Guts’ theme (racconto breve)

C’è una palestra all’aperto vicino al posto dove lavoro.

Non che due sbarre di metallo arrugginito, un sacco da boxe di gomma piuma sventrato e una panca per gli addominali possano essere definiti come una ‘palestra’ ma sono grato di essere a due passi da tutto ciò. È un angolino nascosto nel cuore del parco pubblico di S. e nessuno, se non gli abitanti del quartiere, sa della presenza della ‘palestra’. Il sole è alto e la farmacia in fondo la strada informa i passanti che ci sono ventotto gradi.

È l’una e il mio turno inizia all’una e mezza. Mi tolgo la camicia e resto in jeans stretti. Il sudore mi cola sulla fronte per il solo sforzo di respirare. Mi appendo alla barra e comincio a fare dieci trazioni. Il cuore comincia a battermi forte. Non perché faccio fatica a portate la mia testa sopra la sbarra ma perché la mia mente è rivolta al turno di lavoro che mi aspetta tra poco.  Invece di fermarmi e riposare, faccio altre cinque trazioni per schiarirmi la mente. Ora sono abbastanza stanco per poter pensare lucidamente.

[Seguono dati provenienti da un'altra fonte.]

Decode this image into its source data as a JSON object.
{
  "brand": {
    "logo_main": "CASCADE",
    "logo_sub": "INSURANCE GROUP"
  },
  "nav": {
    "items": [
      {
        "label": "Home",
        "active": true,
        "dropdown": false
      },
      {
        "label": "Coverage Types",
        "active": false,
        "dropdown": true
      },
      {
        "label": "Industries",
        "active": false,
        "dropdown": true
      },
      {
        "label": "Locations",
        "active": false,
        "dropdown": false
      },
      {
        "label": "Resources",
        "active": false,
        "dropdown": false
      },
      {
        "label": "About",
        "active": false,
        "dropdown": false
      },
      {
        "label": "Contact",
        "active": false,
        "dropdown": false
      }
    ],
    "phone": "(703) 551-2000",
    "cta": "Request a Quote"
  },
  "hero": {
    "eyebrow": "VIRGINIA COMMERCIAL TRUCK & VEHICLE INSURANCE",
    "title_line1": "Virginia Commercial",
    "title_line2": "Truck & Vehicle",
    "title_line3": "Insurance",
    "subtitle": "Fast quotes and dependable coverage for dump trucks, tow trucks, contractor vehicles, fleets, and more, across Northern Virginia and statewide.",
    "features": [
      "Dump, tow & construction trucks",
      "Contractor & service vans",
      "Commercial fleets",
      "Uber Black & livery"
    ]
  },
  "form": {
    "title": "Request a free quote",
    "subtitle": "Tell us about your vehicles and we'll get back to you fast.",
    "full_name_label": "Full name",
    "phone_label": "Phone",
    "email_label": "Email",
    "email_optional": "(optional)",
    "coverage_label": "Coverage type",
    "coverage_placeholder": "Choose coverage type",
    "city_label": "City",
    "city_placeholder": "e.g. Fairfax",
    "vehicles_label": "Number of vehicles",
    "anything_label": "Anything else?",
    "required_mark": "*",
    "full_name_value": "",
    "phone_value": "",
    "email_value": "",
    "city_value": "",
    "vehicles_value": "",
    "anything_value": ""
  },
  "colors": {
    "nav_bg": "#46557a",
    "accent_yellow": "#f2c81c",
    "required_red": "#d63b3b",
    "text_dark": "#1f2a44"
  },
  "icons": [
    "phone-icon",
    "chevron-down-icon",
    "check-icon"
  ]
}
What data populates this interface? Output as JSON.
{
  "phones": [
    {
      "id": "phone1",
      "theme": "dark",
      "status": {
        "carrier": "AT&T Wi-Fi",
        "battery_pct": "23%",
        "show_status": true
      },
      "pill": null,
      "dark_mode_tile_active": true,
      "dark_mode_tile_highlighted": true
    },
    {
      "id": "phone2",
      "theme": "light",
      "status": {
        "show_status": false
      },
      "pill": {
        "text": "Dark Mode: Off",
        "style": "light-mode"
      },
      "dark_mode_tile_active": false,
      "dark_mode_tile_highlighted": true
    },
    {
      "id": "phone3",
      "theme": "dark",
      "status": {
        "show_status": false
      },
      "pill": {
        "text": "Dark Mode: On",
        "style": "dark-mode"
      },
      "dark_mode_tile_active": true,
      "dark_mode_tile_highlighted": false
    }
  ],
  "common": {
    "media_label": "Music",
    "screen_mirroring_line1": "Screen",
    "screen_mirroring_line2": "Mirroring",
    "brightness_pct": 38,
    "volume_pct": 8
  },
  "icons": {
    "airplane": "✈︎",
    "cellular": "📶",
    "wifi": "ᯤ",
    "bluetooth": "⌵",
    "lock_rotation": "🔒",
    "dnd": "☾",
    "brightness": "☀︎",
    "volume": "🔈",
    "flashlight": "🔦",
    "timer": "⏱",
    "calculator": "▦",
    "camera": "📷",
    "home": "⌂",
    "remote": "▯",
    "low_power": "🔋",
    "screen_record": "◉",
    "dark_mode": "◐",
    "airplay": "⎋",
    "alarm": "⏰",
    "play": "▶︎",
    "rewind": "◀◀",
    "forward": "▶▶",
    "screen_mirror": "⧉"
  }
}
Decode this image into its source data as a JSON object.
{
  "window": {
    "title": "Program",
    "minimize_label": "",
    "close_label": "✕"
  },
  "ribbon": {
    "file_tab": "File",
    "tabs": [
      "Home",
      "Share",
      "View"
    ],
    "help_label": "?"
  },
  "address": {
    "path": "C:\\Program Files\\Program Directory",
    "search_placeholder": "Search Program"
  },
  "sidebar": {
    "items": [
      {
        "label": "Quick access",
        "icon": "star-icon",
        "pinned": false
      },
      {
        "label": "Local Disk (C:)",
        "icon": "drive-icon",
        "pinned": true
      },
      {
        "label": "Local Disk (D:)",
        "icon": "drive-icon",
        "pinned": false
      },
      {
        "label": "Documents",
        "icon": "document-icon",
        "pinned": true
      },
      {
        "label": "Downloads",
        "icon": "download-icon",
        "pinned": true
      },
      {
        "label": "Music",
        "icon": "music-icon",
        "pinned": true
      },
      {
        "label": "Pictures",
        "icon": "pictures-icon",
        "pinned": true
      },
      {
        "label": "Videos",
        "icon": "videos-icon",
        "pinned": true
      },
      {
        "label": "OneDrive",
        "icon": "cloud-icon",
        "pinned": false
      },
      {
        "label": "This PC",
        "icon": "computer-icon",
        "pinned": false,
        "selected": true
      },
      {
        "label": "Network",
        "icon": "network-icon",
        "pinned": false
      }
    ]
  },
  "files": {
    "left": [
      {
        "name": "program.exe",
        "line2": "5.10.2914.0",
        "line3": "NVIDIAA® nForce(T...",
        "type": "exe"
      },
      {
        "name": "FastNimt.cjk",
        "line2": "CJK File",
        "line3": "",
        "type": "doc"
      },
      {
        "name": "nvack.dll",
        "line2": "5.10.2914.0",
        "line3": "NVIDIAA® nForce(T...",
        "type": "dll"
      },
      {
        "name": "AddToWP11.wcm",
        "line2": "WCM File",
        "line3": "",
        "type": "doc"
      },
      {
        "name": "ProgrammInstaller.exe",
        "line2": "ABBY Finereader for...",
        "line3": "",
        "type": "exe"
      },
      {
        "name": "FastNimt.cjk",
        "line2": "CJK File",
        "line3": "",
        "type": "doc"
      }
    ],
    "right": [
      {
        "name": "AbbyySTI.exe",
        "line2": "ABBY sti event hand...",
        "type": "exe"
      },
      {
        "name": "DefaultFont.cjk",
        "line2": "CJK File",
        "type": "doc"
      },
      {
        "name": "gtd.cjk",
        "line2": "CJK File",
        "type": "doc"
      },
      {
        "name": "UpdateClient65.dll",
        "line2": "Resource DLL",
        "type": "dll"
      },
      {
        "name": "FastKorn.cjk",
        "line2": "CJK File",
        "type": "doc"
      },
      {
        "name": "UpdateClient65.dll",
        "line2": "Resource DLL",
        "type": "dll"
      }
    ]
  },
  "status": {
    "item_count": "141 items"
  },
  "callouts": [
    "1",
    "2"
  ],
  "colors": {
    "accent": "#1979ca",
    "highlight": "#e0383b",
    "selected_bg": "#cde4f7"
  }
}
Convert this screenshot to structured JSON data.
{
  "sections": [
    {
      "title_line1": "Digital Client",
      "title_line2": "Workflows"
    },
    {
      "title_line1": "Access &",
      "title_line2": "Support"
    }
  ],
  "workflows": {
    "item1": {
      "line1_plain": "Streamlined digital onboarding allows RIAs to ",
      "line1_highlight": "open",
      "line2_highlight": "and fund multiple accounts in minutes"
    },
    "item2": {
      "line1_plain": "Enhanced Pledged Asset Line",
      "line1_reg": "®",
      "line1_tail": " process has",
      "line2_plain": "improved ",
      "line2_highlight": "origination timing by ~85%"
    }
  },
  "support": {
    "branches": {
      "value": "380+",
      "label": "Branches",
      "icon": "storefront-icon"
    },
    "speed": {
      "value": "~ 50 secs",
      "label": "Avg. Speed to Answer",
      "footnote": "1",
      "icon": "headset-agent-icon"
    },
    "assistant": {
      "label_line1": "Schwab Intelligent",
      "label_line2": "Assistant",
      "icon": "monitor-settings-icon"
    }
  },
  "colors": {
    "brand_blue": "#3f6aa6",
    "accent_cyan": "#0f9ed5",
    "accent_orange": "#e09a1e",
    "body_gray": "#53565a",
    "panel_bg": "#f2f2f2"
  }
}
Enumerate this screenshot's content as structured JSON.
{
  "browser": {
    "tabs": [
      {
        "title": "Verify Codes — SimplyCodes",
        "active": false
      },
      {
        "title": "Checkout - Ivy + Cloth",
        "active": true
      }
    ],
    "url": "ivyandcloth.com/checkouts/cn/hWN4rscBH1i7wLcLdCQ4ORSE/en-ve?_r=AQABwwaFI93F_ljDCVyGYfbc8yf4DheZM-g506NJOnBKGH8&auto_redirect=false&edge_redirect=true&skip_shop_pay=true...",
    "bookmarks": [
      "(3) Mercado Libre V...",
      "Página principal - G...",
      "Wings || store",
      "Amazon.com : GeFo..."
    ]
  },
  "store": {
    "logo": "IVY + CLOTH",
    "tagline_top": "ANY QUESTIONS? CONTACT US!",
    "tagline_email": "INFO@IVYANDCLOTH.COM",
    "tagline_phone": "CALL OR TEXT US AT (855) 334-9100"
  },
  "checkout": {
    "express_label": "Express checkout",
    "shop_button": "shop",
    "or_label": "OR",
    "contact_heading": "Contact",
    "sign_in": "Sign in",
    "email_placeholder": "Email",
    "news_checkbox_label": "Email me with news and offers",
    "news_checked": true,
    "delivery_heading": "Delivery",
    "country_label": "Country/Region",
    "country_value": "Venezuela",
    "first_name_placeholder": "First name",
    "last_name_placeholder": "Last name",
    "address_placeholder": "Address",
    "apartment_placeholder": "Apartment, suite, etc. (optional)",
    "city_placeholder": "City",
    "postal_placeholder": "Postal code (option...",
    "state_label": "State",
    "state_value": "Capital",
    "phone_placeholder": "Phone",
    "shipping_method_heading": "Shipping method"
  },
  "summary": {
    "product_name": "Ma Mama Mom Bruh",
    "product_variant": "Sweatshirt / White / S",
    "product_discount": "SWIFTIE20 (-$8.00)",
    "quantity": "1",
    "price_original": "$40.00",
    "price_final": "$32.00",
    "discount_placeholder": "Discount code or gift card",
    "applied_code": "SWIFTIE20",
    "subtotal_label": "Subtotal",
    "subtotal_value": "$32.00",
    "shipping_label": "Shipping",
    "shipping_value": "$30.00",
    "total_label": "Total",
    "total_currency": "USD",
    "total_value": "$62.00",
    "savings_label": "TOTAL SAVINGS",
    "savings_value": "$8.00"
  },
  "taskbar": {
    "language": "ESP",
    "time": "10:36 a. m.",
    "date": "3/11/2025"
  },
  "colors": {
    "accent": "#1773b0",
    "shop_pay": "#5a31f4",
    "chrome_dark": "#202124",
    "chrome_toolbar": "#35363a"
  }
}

Ogni ora prima di lavorare mi prendono i crampi allo stomaco. Immagino sia un meccanismo di autodifesa del mio sistema immunitario. Da bambino mi succedeva la stessa cosa prima di andare a scuola. Crampi allo stomaco e nausea per tutto il giorno. Non è cambiato assolutamente nulla da quando avevo 12 anni. Ora sono passati dieci anni e ho ancora la nausea.

Attacco di nuovo con le trazioni. Ne faccio dieci e poi ne faccio due con una sola mano. Lo sforzo è così grande che per un singolo istante la mente si schiarisce e sorrido al nulla. Un mese fa non sapevo farne neanche una di trazione a mano singola. Questo mi da la convinzione (o l’illusione) che con il tempo anche la mia vita possa cambiare. Un passo alla volta, giusto?

Cammino fino al sacco e tiro un jab molto pigramente. Il sudore vola sull’erba secca. Il sacco si sposta a malapena. La gomma piuma che penzola dal sacco vibra impercettibilmente. Questa è ormai la mia routine da un mese. Dirigermi al lavoro due ore prima del mio turno e passare mezz’ora nella ‘palestra’, un luogo che appartiene solo a me, distaccato dalla realtà. Qui posso essere ciò che voglio. Qui non sono prigioniero della realtà. Ci sono solo io.

A volte mi viene da pensare che cosa accadrebbe se restassi in quel parco per sempre. Confinato nella stretta superficie della ‘palestra’. So già la risposta. Non accadrebbe nulla di importante.  Il mio telefono squillerebbe un paio di volte (immagino due o tre chiamate dall’ufficio). Poi arriverebbero i messaggi. Poi le vibrazioni nella tasca dei miei jeans.

Poi il nulla.

Arriverebbe la sera e i grilli comincerebbero a cantare indisturbati dalla mia lunga ombra proiettata sulle sbarre di ferro. Probabilmente nessuno si accorgerebbe più della mia assenza. Forse qualcuno ne sarebbe persino rallegrato. Il mio corpo diventerebbe parte integrante di quella ‘palestra’ e osserverei anche io le persone che vagano nel parco cercando di dimenticare il passato e scappare dal presente modellare la propria schiena con qualche trazione di troppo.

Questo pensiero mi fa sorridere. Guardo l’orologio. È quasi ora. Mi incammino verso il posto di lavoro a torso nudo senza degnare di uno sguardo la camicia. Devo cambiarla in ogni caso.